À deux mois d’un scrutin présidentiel sous haute tension, le leader de l’UNDP a lancé, lors d’une conférence de presse à Yaoundé, un appel frontal à l’unité stratégique de l’opposition.

Un paysage politique fragmenté et fragilisé
Face au rejet de candidatures phares et au verrouillage du jeu politique par le RDPC, Bello Bouba exhorte les forces politiques à ne pas déserter l’arène électorale, tout en rejetant toute dérive violente. Un signal fort dans un paysage fragmenté et miné par la défiance. Avec le rejet de nombreuses candidatures – notamment celle de Maurice Kamto, figure centrale de l’opposition –, l’échiquier politique camerounais se retrouve partiellement désossé à quelques semaines du scrutin présidentiel. Face à un pouvoir qui contrôle l’appareil judiciaire, administratif et sécuritaire, les formations d’opposition apparaissent désarticulées, divisées et souvent désarmées.
Faut-il continuer à jouer la partie selon les règles fixées par le régime ou rompre avec ce que certains qualifient déjà de « simulacre électoral » ? C’est dans ce contexte que Bello Bouba Maigari, président de l’UNDP, a tenu une conférence de presse remarquée cette semaine à Yaoundé. Appelant à « ne pas abandonner le terrain électoral au seul RDPC », il a plaidé pour une « mobilisation responsable et coordonnée » de l’opposition, tout en rejetant toute forme de confrontation violente. Selon lui, l’heure n’est plus à la dispersion des forces, mais à « un effort de concertation patriotique » pour faire bloc face au verrouillage du système.
Boycotter ou rester dans l’arène ?
« Par solidarité, les autres leaders de l’opposition devraient prôner le boycott pur et simple du scrutin, puisque participer à cette élection reviendrait à la légitimer » s’indigne Balaza, militant du MRC à Meskine, une banlieue de Maroua. Mais l’expérience de 1992, 2004 ou 2018 démontre que le boycott a rarement eu des effets structurants sur le pouvoir en place. Au contraire, il tend à vider l’arène politique d’alternatives visibles, permettant au RDPC de revendiquer une victoire sans adversité crédible. « Malgré tout, nous devons prôner une présence tactique, même symbolique, afin de maintenir la flamme de l’alternance et de mobiliser une base électorale, ne serait-ce que pour poser les jalons d’un futur changement », commente Baba Simon, militant de l’UNDP dans la Commune de Moutourwa.

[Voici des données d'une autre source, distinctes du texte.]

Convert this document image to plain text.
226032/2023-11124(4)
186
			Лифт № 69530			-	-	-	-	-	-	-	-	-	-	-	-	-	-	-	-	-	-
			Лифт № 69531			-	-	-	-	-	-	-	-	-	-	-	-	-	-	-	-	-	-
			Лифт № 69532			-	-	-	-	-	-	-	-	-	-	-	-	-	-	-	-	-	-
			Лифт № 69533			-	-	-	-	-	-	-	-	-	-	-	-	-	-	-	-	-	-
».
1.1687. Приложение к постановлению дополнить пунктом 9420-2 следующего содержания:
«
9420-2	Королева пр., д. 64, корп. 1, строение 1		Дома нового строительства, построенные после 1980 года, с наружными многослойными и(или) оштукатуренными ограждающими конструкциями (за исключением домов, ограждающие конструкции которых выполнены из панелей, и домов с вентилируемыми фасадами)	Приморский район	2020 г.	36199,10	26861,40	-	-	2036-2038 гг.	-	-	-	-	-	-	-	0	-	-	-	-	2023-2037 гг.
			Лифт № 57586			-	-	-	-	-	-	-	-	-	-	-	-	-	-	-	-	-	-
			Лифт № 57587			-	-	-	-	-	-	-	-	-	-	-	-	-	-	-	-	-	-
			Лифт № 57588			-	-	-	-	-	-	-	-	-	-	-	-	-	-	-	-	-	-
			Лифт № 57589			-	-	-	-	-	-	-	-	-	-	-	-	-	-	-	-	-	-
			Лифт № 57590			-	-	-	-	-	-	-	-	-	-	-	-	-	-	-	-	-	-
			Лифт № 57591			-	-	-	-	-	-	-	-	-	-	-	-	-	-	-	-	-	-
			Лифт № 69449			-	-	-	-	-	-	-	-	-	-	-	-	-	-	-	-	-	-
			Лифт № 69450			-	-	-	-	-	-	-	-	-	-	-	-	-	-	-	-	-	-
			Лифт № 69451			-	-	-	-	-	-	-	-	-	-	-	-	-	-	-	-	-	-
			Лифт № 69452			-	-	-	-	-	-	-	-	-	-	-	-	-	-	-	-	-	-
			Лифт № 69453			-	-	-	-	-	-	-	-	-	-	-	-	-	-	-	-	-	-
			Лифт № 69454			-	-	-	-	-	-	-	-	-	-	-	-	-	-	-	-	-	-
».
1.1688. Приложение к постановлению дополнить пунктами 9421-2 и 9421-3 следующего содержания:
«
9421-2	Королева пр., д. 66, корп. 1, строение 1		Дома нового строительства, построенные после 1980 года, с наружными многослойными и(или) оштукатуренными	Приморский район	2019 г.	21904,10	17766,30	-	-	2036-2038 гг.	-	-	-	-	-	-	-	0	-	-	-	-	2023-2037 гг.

En écho à ces propos, Bello Bouba Maigari a insisté sur « l’urgence d’un cadre commun » où les partis discuteraient d’une stratégie partagée, quitte à se répartir les rôles entre participation électorale et actions de plaidoyer politique.
Le piège de la violence
L’autre scénario – redouté par les autorités et la majorité de Camerounais – est celui d’une contestation extra-institutionnelle, dans la rue. « Si les appels à la mobilisation sont ignorés, des franges instrumentalisées de la jeunesse urbaine pourraient opter pour des formes de protestation directe. Mais ce choix est risqué dans un pays où les libertés publiques sont fortement encadrées. La répression des manifestations postélectorales de 2018 en est un précédent dissuasif », rappelle le docteur Waldé Enoc.
Dans un environnement politique où le droit semble instrumentalisé, le silence est une abdication, et l’affrontement frontal une impasse. Rester debout, structurer une parole collective, parler au peuple et non seulement aux institutions, et construire dans le temps une alternative crédible : telle pourrait être la posture à adopter face à un pouvoir qui semble vouloir tout verrouiller sans tout écraser.